The views should be designed so that redundant joins are not
performed in the BI Tools queries. A common practice is to join multiple tables
and including just the dimensional IDs in the view definition. When the report being
executed requires additional information about the attribute, BI Tools creates
a join between the view and the tables to retrieve any additional information
required. This redundancy in joins can lead to significant degradation in
performance when the query is executed. Thus it is important to design the view
definitions in a practical manner.
Partitioned Primary Indexes
Teradata V2R5.0 introduced partitioned primary indexes
(PPI), an indexing mechanism used in physical database design. When using PPI’s, rows within each AMP are
partitioned and then sorted by their row hash value within each partition. The net effect is that queries can run faster
by accessing only the rows of qualifying partitions.
PPI’s are especially helpful for queries based on range
access, such as date ranges. A common
scenario is to partition by something in the Time dimension, for example at a
daily, weekly, or monthly level.
Aggregate Join Indexes
Aggregate join indexes (AJI) are another great tool for
improving performance. An AJI is an
aggregated result set saved as an object in the database. It is transparent to
an end-user and will be used automatically by the Teradata optimizer when a
query contains the appropriate tables and columns. An AJI would typically be
put on the fact table or the tables that make up the fact view. AJIs are preferred over aggregates tables
due to the ease of maintenance and automatic use by the database.
Aggregate Tables
Pre-aggregating data is a common and powerful way to improve
end user query response times.

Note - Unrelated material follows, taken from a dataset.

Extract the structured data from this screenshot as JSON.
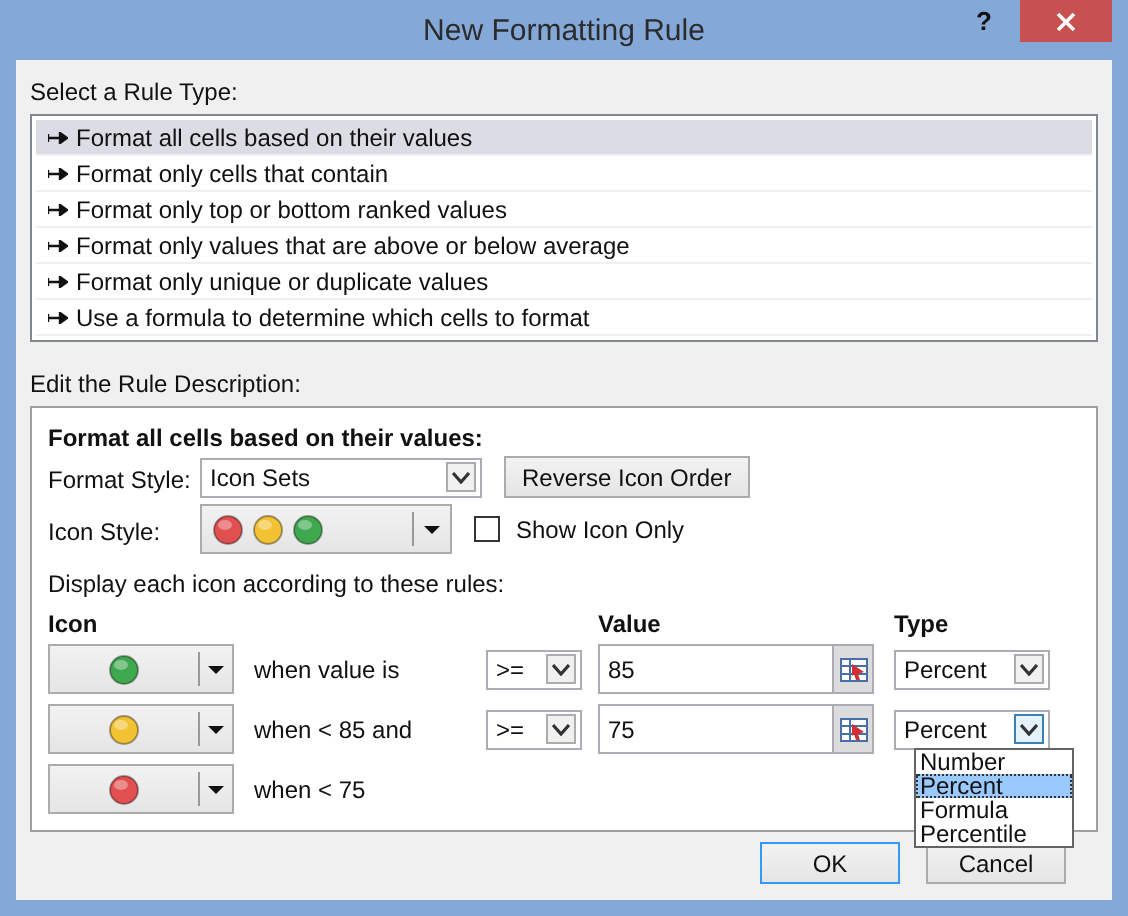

Rather
than aggregating many, many rows at query time, pre-summarization allows the
database to perform row access and aggregation ahead of time, satisfying the
query at request time much faster. OBIEE
is an aggregate aware application that allows end users to query physical
summary tables without needing to specify which table to use to satisfy the
query. Aggregation tables might be
needed at some point but do not start building them right away. First build a model using OBIEE and Teradata
best practices and measure performance. When
hitting a performance issue aggregate tables should be one of the last avenues
to pursue. Most of the time an AJI can
be used instead (AJIs have far less maintenance to deal with).
Turning a semantic view into a table
Implementing physical tables is an available choice when the
desired performance requirements are not met by the tuning methods described
above. It could be true that all of the
tuning in the world won’t make a particular star performant. If the business logic incorporated in the
semantic views for BI Tools is very complex, then it could be beneficial to
implement the view as a physical table for performance benefits. This should only be considered as a last
resort. Since this choice introduces
high costs of storage and maintenance, this design needs to be justified by a
strong business need for performance improvements.